Household environmental impacts were assessed by looking at home heating and electricity use, water use, waste generation, and vehicle fuel consumption. During a one week monitoring period, each household tracked their consumption patterns, while the research team gathered physical information about each home and lot, and calculated previous year utility bills. Participants’ homes were also assessed through a federal government-sponsored home energy audit.
This information was then assembled into a personalized report for each household that detailed residents’ resource consumption patterns in comparison with other households in the study group. The report also provided a list of recommended measures that were prioritized to cost-effectively reduce each household’s environmental impact. Study group households were also invited to participate in a community forum to discuss the monitoring results and their general impressions of the study process.
One year after the initial monitoring period, participants provided information about any conservation measures they had implemented over the year, as well as updated vehicle mileage readings and utility bills.

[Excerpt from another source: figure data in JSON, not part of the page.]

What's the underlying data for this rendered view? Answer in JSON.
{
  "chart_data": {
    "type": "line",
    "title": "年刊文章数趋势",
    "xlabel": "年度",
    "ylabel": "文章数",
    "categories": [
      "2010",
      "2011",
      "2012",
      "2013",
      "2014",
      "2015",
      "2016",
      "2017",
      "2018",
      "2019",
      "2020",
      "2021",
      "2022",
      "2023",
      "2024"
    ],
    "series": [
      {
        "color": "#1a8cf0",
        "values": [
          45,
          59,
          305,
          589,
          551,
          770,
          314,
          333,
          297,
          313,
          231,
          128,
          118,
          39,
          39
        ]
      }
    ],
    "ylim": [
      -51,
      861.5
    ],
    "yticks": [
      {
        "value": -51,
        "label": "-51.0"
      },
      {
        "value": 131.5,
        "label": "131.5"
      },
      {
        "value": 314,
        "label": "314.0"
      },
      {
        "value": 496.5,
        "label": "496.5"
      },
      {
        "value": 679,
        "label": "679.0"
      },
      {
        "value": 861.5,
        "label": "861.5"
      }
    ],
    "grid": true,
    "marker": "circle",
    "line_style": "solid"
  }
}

The study technique produced concrete reductions in household environmental impacts among the study group. Across the households, one-quarter of the recommended environmental measures were implemented over the year, resulting in an estimated average GHG reduction of about 12%, or 2 tonnes per household and 0.77 tonnes per occupant.
The community-based social marketing (CBSM) technique that was employed in this study proved useful in motivating participants towards significant reductions in resource use, as households maintained interest and participation throughout the study period. Participants commented that they became much more aware of their consumption and environmental impact by taking part in the study, and they evaluated this personalized technique as more useful than several existing government-sponsored projects.
Participant survey results indicated that top priorities in making decisions about home upgrades were improving comfort and lowering operating costs, while reducing environmental impact and improving air quality were ranked as lower priorities. The major obstacles to reducing environmental impact for these households were financial cost and a lack of time and knowledge to evaluate and implement environmental measures.